Melt the butter in a pan. Keep it on low heat and swirl it occasionally while watching the color. In the meantime, combine the sugars in a large-ish mixing bowl. When the butter starts to brown, watch carefully and remove from heat before it burns. Pour the butter into the sugars and stir to combine. Touch the mixture to make sure it's just warm (not hot - if it's hot, wait a couple minutes), then add the egg, egg yolk, and vanilla. Stir well and stick the bowl in the fridge for five to ten minutes, or until cool.

Preheat the oven to 350° F. Line two half-sheets with parchment paper.

Combine flour, baking soda, and salt in a medium bowl and add to the wet ingredients. Stir until all the flour is incorporated. Then stir for another minute (I'm thinking this will develop the gluten and make the cookies chewier). Add the chocolate chips and stir to combine.

Use a #40 portion scoop/disher to plop the dough onto the prepared baking sheet two-inches apart. 12 cookies fit on a standard half-sheet. Bake for 14 minutes (change to 12), and rotate the sheet half-way through. Remove from oven when edges are slightly brown and immediately transfer cookies to a wire rack to cool. If they're too soft to move, let them sit on the pan for a minute and then try again.

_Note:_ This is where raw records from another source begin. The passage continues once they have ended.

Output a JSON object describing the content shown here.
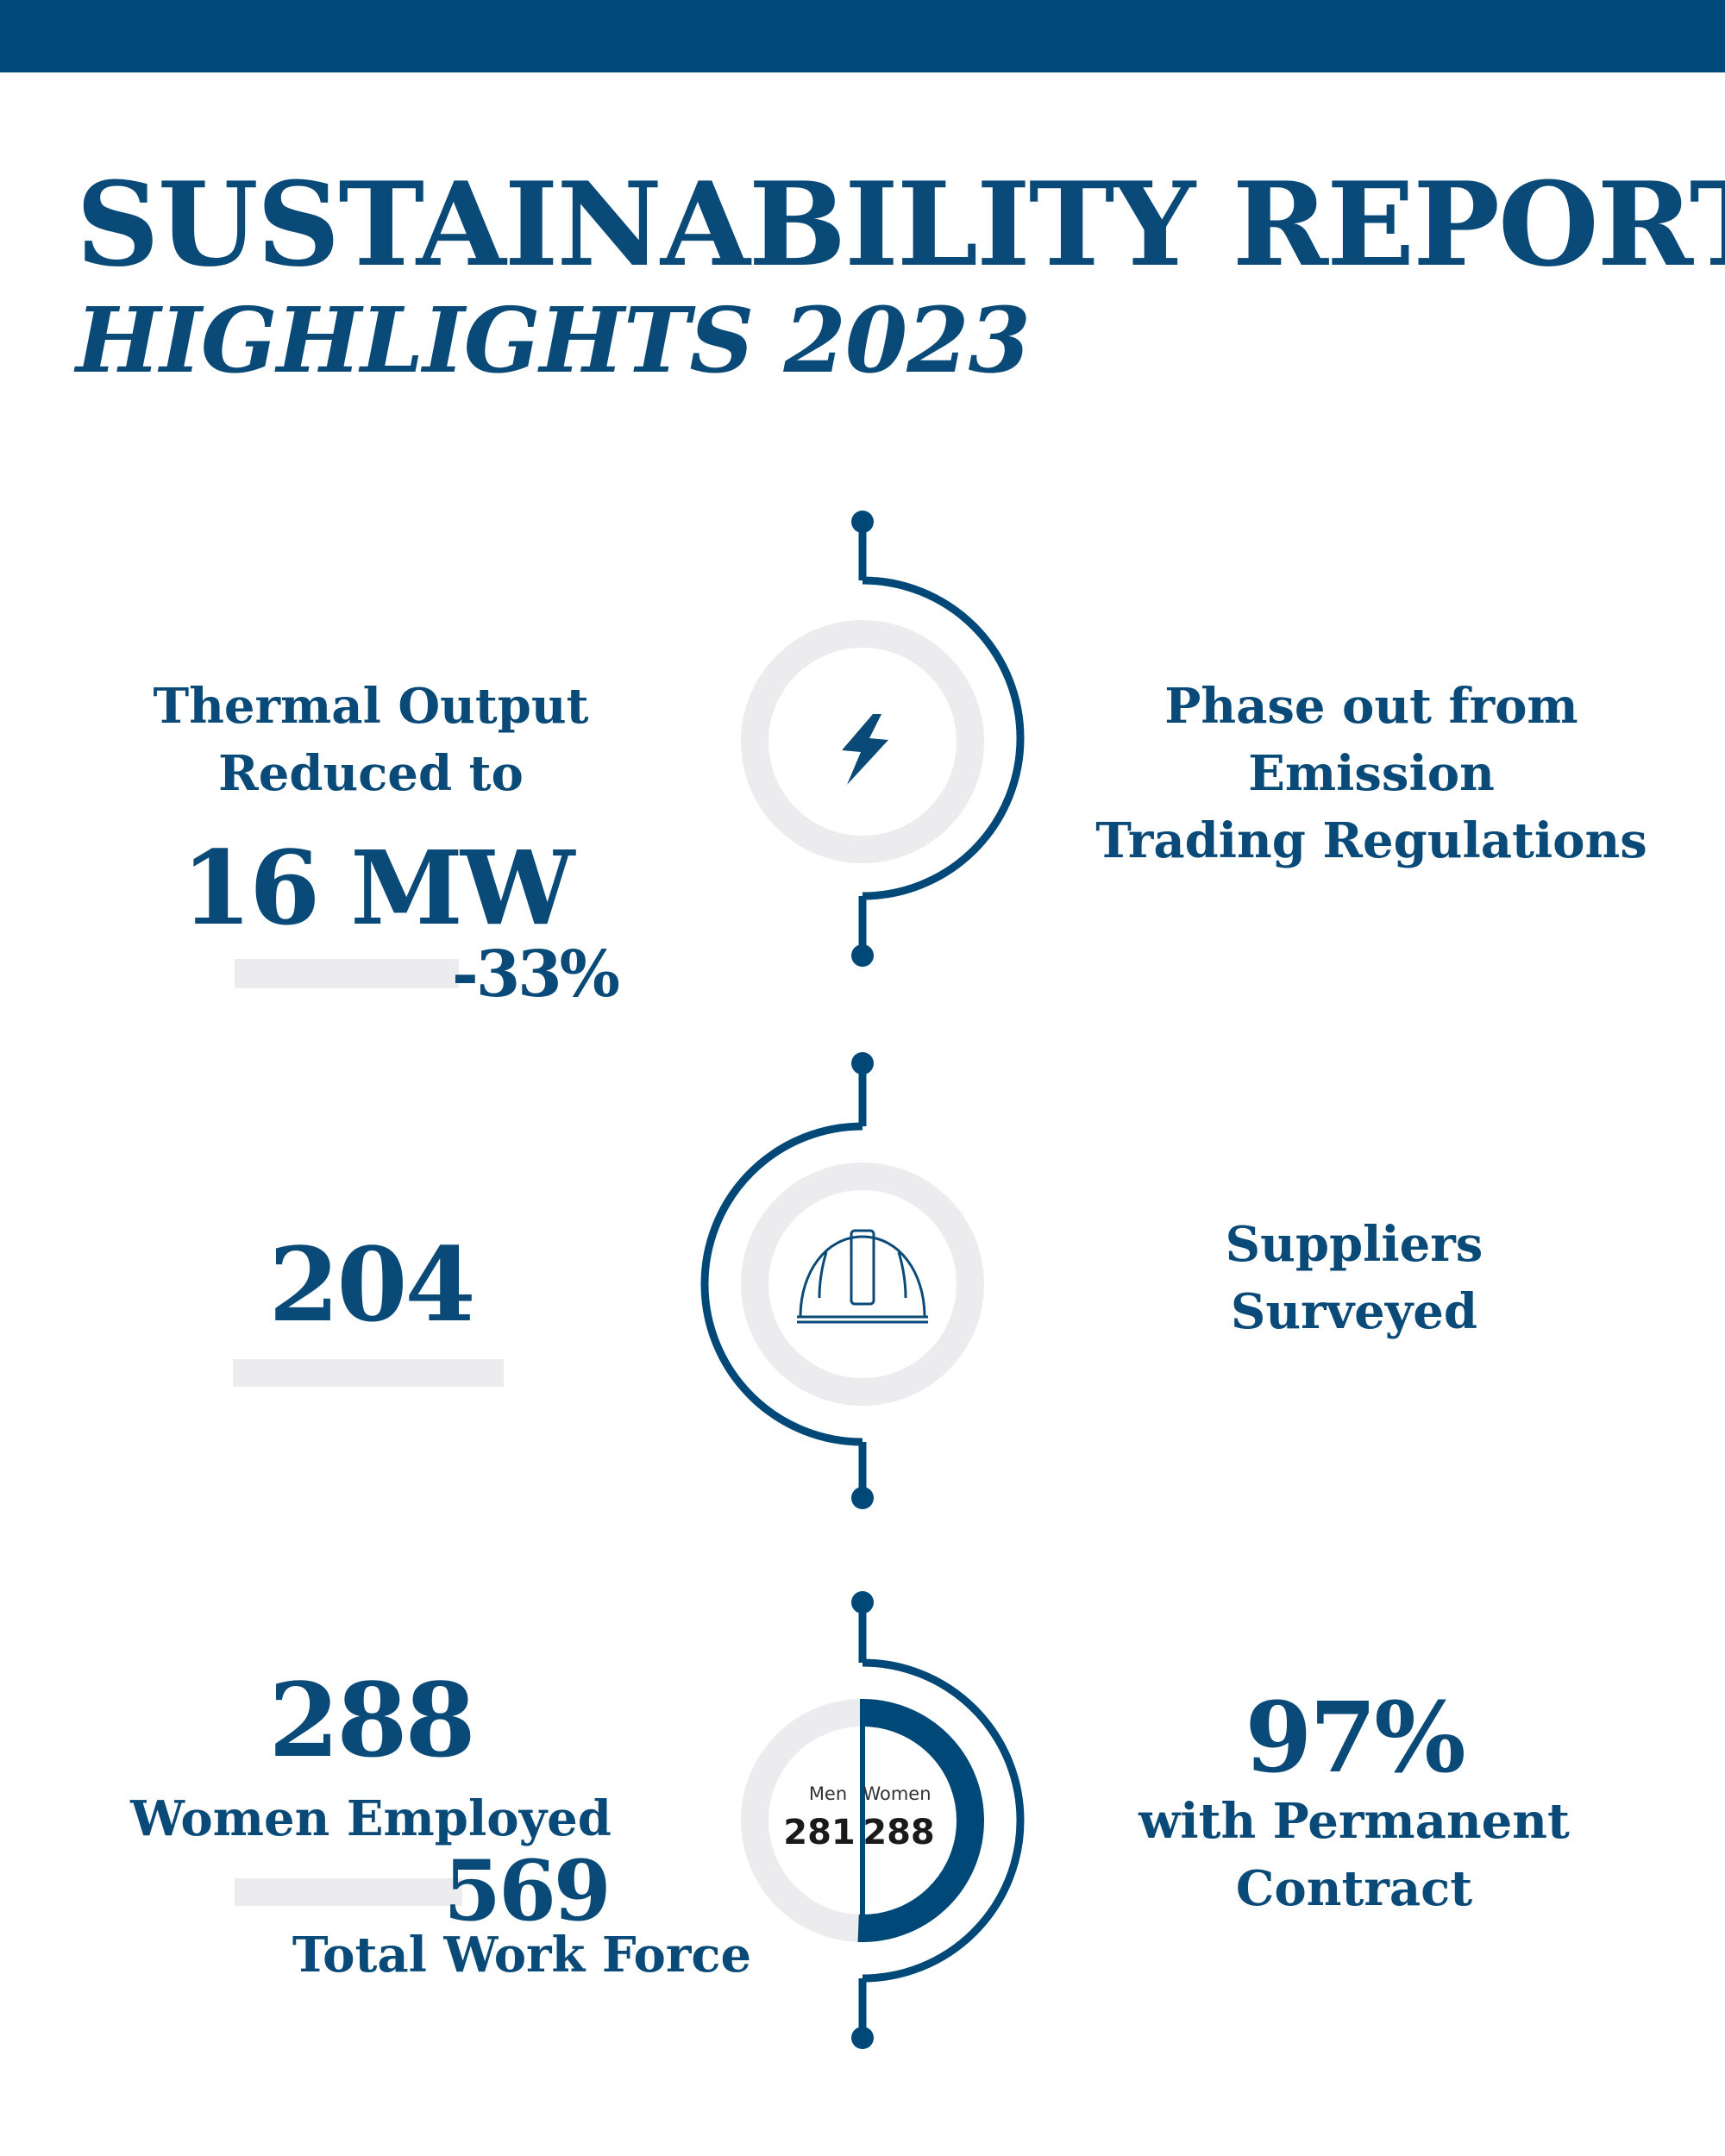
{
  "header": {
    "title": "SUSTAINABILITY REPORT",
    "subtitle": "HIGHLIGHTS 2023"
  },
  "section1": {
    "left_label_line1": "Thermal Output",
    "left_label_line2": "Reduced to",
    "value": "16 MW",
    "change": "-33%",
    "icon": "lightning-bolt-icon",
    "right_label_line1": "Phase out from Emission",
    "right_label_line2": "Trading Regulations"
  },
  "section2": {
    "value": "204",
    "icon": "hard-hat-icon",
    "right_label_line1": "Suppliers",
    "right_label_line2": "Surveyed"
  },
  "section3": {
    "women_value": "288",
    "women_label": "Women Employed",
    "total_value": "569",
    "total_label": "Total Work Force",
    "right_value": "97%",
    "right_label_line1": "with Permanent",
    "right_label_line2": "Contract"
  },
  "chart_data": {
    "type": "pie",
    "categories": [
      "Men",
      "Women"
    ],
    "values": [
      281,
      288
    ],
    "value_labels": [
      "281",
      "288"
    ]
  },
  "colors": {
    "primary": "#0a4a78",
    "bar": "#004878",
    "ring": "#ececee"
  }
}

Store cooled cookies in a container with the lid on loosely. Air-tight will make the cookies stale. So will leaving them out in the open. I don't condone the use of plastic in general, but putting the cookies in a big Ziploc bag and leaving it un-zipped keeps them well, too.

Problems
  1. I browned the butter in a nonstick sautee pan and stupidly tried to use my rubber scraper to get the browned bits off the bottom of the pan. This melted a small bit of the silicone scraper, which I can tell (by the weird mouthfeel) made its way into the batter. I can even taste this in the finished cookie. So: brown the butter in a nonstick skillet and use a wooden spoon to scrape off the browned bits. 
  2. It was difficult to incorporate the flour into the cool wet ingredients. So: mix everything together, then put it in the fridge.
  3. The cookies were delicious (aside from the weird silicone-icity) right out of the oven and 20 minutes later. But now they're hard. So: bake two minutes less. I might end up reducing the amount of flour by 1/4 cup, but I'll see how reducing the baking time works first.
  4. I don't feel comfortable letting other people eat these because of the silicone issue. So this is the first batch of cookies I've had to throw away. I'm shedding a little tear inside about this.

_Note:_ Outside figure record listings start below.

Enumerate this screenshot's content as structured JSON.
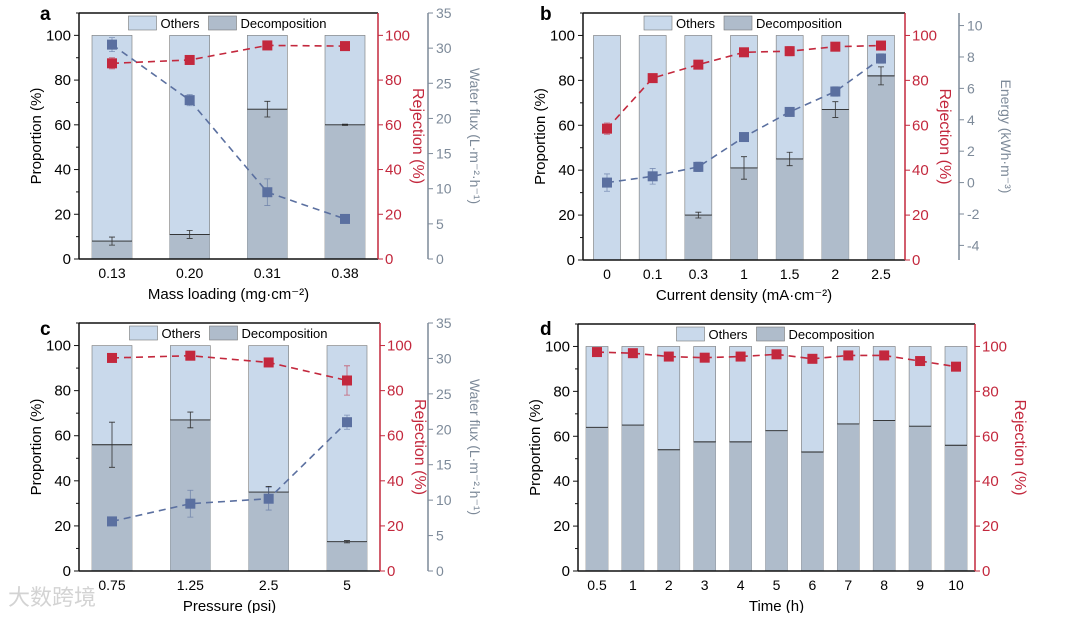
{
  "colors": {
    "others": "#c9d9eb",
    "decomposition": "#afbccb",
    "rejection": "#c3283d",
    "secondary": "#5b70a0",
    "secondary_axis": "#7d8a99",
    "axis": "#111111"
  },
  "watermark": "大数跨境",
  "chart_data": [
    {
      "panel": "a",
      "type": "bar",
      "xlabel": "Mass loading (mg·cm⁻²)",
      "ylabel": "Proportion (%)",
      "ylabel2": "Rejection (%)",
      "ylabel3": "Water flux (L·m⁻²·h⁻¹)",
      "categories": [
        "0.13",
        "0.20",
        "0.31",
        "0.38"
      ],
      "legend": [
        "Others",
        "Decomposition"
      ],
      "legend_position": "top-center",
      "ylim": [
        0,
        110
      ],
      "yticks": [
        "0",
        "20",
        "40",
        "60",
        "80",
        "100"
      ],
      "y2ticks": [
        "0",
        "20",
        "40",
        "60",
        "80",
        "100"
      ],
      "y3lim": [
        0,
        35
      ],
      "y3ticks": [
        "0",
        "5",
        "10",
        "15",
        "20",
        "25",
        "30",
        "35"
      ],
      "decomposition": [
        8,
        11,
        67,
        60
      ],
      "decomposition_err": [
        1.8,
        1.8,
        3.5,
        0.3
      ],
      "rejection": [
        87.5,
        89,
        95.5,
        95.2
      ],
      "rejection_err": [
        2.5,
        1,
        0.8,
        0.8
      ],
      "secondary": [
        30.5,
        22.6,
        9.5,
        5.7
      ],
      "secondary_err": [
        1,
        0.8,
        1.9,
        0.3
      ]
    },
    {
      "panel": "b",
      "type": "bar",
      "xlabel": "Current density (mA·cm⁻²)",
      "ylabel": "Proportion (%)",
      "ylabel2": "Rejection (%)",
      "ylabel3": "Energy (kWh·m⁻³)",
      "categories": [
        "0",
        "0.1",
        "0.3",
        "1",
        "1.5",
        "2",
        "2.5"
      ],
      "legend": [
        "Others",
        "Decomposition"
      ],
      "legend_position": "top-center",
      "ylim": [
        0,
        110
      ],
      "yticks": [
        "0",
        "20",
        "40",
        "60",
        "80",
        "100"
      ],
      "y2ticks": [
        "0",
        "20",
        "40",
        "60",
        "80",
        "100"
      ],
      "y3lim": [
        -4.93,
        10.8
      ],
      "y3ticks": [
        "-4",
        "-2",
        "0",
        "2",
        "4",
        "6",
        "8",
        "10"
      ],
      "decomposition": [
        0,
        0,
        20,
        41,
        45,
        67,
        82
      ],
      "decomposition_err": [
        0,
        0,
        1.3,
        5,
        3,
        3.5,
        4
      ],
      "rejection": [
        58.5,
        81,
        87,
        92.5,
        93,
        95,
        95.5
      ],
      "rejection_err": [
        2.5,
        1.5,
        0.8,
        1.2,
        2,
        0.6,
        0.6
      ],
      "secondary": [
        0,
        0.4,
        1,
        2.9,
        4.5,
        5.8,
        7.9
      ],
      "secondary_err": [
        0.55,
        0.5,
        0.3,
        0.2,
        0.2,
        0.3,
        0.3
      ]
    },
    {
      "panel": "c",
      "type": "bar",
      "xlabel": "Pressure (psi)",
      "ylabel": "Proportion (%)",
      "ylabel2": "Rejection (%)",
      "ylabel3": "Water flux (L·m⁻²·h⁻¹)",
      "categories": [
        "0.75",
        "1.25",
        "2.5",
        "5"
      ],
      "legend": [
        "Others",
        "Decomposition"
      ],
      "legend_position": "top-center",
      "ylim": [
        0,
        110
      ],
      "yticks": [
        "0",
        "20",
        "40",
        "60",
        "80",
        "100"
      ],
      "y2ticks": [
        "0",
        "20",
        "40",
        "60",
        "80",
        "100"
      ],
      "y3lim": [
        0,
        35
      ],
      "y3ticks": [
        "0",
        "5",
        "10",
        "15",
        "20",
        "25",
        "30",
        "35"
      ],
      "decomposition": [
        56,
        67,
        35,
        13
      ],
      "decomposition_err": [
        10,
        3.5,
        2.5,
        0.5
      ],
      "rejection": [
        94.5,
        95.5,
        92.5,
        84.5
      ],
      "rejection_err": [
        0.6,
        0.6,
        0.8,
        6.5
      ],
      "secondary": [
        7,
        9.5,
        10.2,
        21
      ],
      "secondary_err": [
        0.3,
        1.9,
        1.6,
        1
      ]
    },
    {
      "panel": "d",
      "type": "bar",
      "xlabel": "Time (h)",
      "ylabel": "Proportion (%)",
      "ylabel2": "Rejection (%)",
      "categories": [
        "0.5",
        "1",
        "2",
        "3",
        "4",
        "5",
        "6",
        "7",
        "8",
        "9",
        "10"
      ],
      "legend": [
        "Others",
        "Decomposition"
      ],
      "legend_position": "top-center",
      "ylim": [
        0,
        110
      ],
      "yticks": [
        "0",
        "20",
        "40",
        "60",
        "80",
        "100"
      ],
      "y2ticks": [
        "0",
        "20",
        "40",
        "60",
        "80",
        "100"
      ],
      "decomposition": [
        64,
        65,
        54,
        57.5,
        57.5,
        62.5,
        53,
        65.5,
        67,
        64.5,
        56
      ],
      "rejection": [
        97.5,
        97,
        95.5,
        95,
        95.5,
        96.5,
        94.5,
        96,
        96,
        93.5,
        91
      ]
    }
  ]
}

The dough for my second attempt. Delicious, delicious dough.
Second attempt

6 oz (3/4 cup) butter
10 oz (2 cups) flour
1/2 tsp baking soda
1 tsp salt
3.5 oz (1/2 cup) granulated sugar
5.25 oz (3/4 cup, packed) brown sugar
1 tbsp vanilla extract
1 large egg (1.75 oz)
1 large egg yolk (~0.6 oz)
1 1/2 cups chocolate chips

Melt the butter in a nonstick skillet. Keep it on low heat and swirl it occasionally while watching the color. In the meantime, combine the sugars in a large-ish mixing bowl and the flour, baking soda, and salt in a separate, medium bowl. 

When the butter starts to brown (you can smell this happening, and I recommend using a spoon to kind of scoop up the liquid butter and check the color, since the nonstick skillet bottom is dark), watch carefully and remove from heat before it burns. Pour the butter into the sugars and stir to combine. 

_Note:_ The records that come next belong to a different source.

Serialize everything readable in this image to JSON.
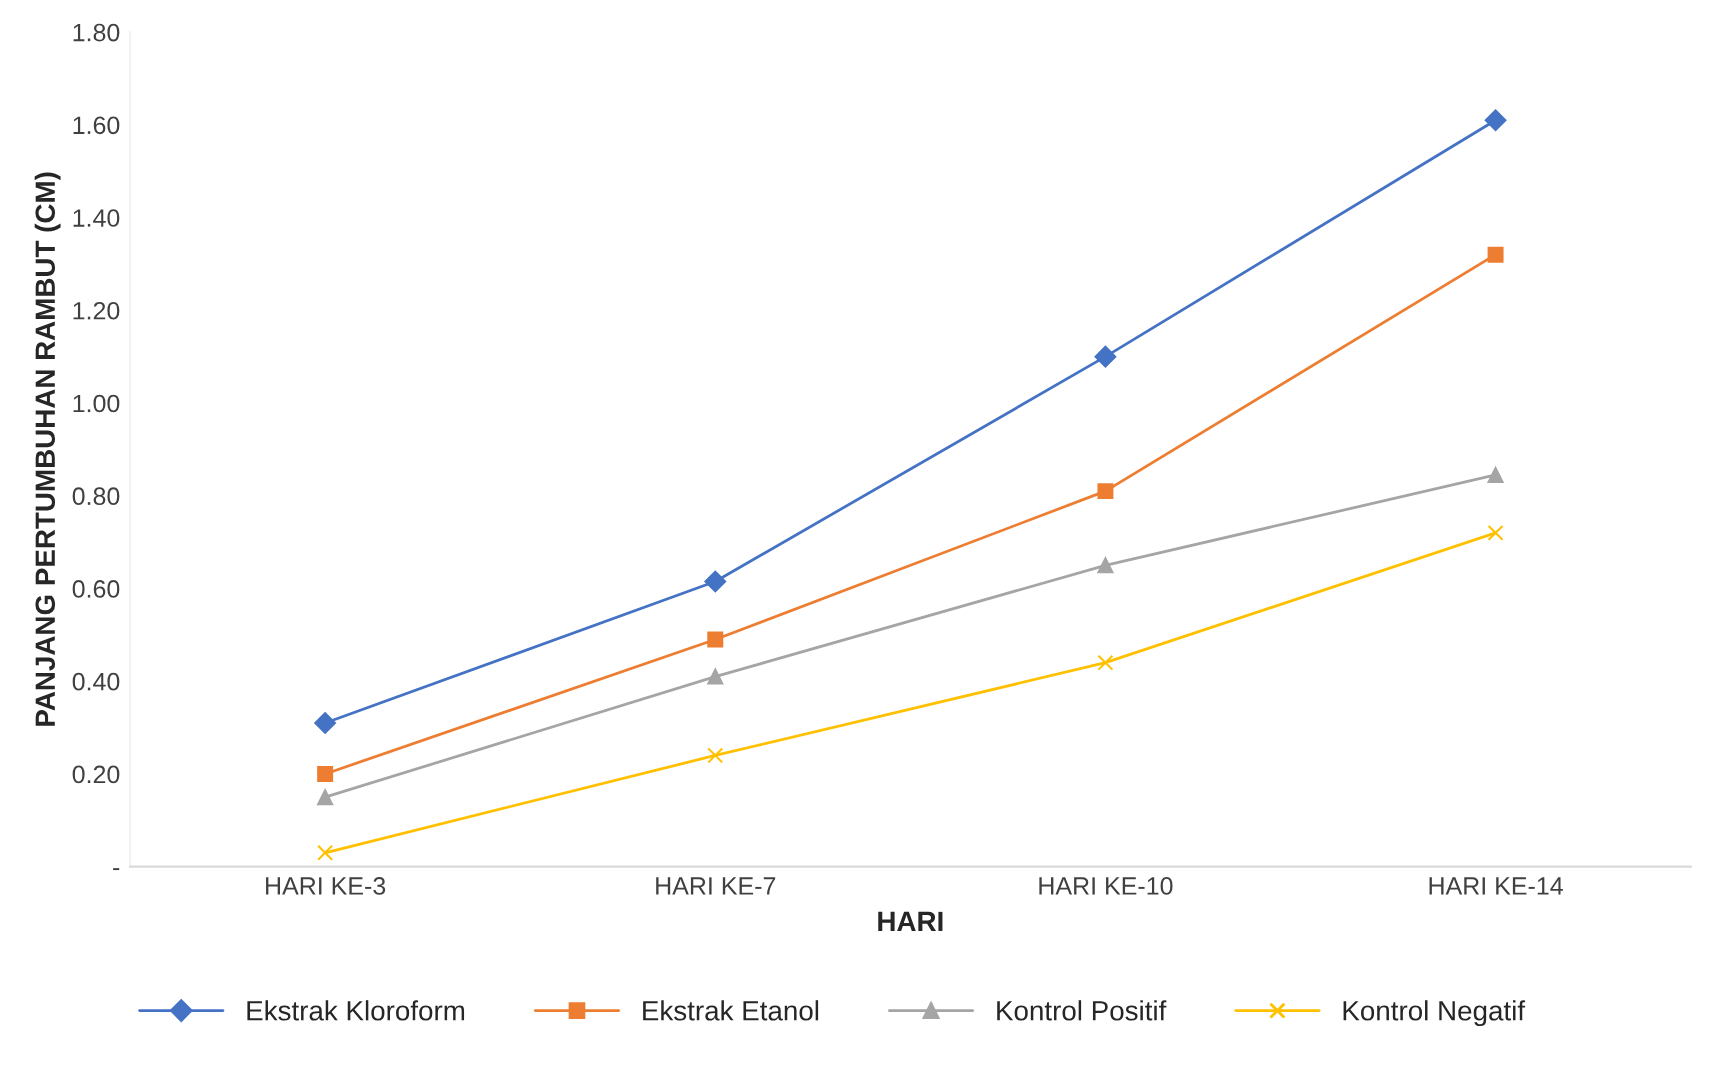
{
  "chart_data": {
    "type": "line",
    "xlabel": "HARI",
    "ylabel": "PANJANG PERTUMBUHAN RAMBUT (CM)",
    "categories": [
      "HARI KE-3",
      "HARI KE-7",
      "HARI KE-10",
      "HARI KE-14"
    ],
    "series": [
      {
        "name": "Ekstrak Kloroform",
        "color": "#4472c4",
        "marker": "diamond",
        "values": [
          0.31,
          0.615,
          1.1,
          1.61
        ]
      },
      {
        "name": "Ekstrak Etanol",
        "color": "#ed7d31",
        "marker": "square",
        "values": [
          0.2,
          0.49,
          0.81,
          1.32
        ]
      },
      {
        "name": "Kontrol Positif",
        "color": "#a5a5a5",
        "marker": "triangle",
        "values": [
          0.15,
          0.41,
          0.65,
          0.845
        ]
      },
      {
        "name": "Kontrol Negatif",
        "color": "#ffc000",
        "marker": "cross",
        "values": [
          0.03,
          0.24,
          0.44,
          0.72
        ]
      }
    ],
    "ylim": [
      0,
      1.8
    ],
    "yticks": [
      {
        "value": 0,
        "label": "-"
      },
      {
        "value": 0.2,
        "label": "0.20"
      },
      {
        "value": 0.4,
        "label": "0.40"
      },
      {
        "value": 0.6,
        "label": "0.60"
      },
      {
        "value": 0.8,
        "label": "0.80"
      },
      {
        "value": 1.0,
        "label": "1.00"
      },
      {
        "value": 1.2,
        "label": "1.20"
      },
      {
        "value": 1.4,
        "label": "1.40"
      },
      {
        "value": 1.6,
        "label": "1.60"
      },
      {
        "value": 1.8,
        "label": "1.80"
      }
    ],
    "grid": false,
    "legend": "bottom",
    "line_style": "solid"
  }
}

Preheat the oven to 350° F. Line two half-sheets with parchment paper.

Touch the butter-sugar mixture to make sure it's just warm (not hot - if it's hot, wait a couple minutes), then add the egg, egg yolk, and vanilla. Stir in the flour mixture, then add the chocolate chips. Stir well and stick the bowl in the freezer for ten minutes, or until cool to the touch. 

Use a #40 portion scoop/disher to plop the dough onto the prepared baking sheet two-inches apart. 12 cookies fit on a standard half-sheet. Bake for 12 minutes, and rotate the sheet half-way through. Remove from oven when edges are slightly (seriously, only slightly) brown and immediately transfer cookies to a wire rack to cool.

Store cooled cookies in a container with the lid on loosely. Air-tight will make the cookies stale. So will leaving them out in the open. I don't condone the use of plastic in general, but putting the cookies in a big Ziploc bag and leaving it un-zipped keeps them well, too.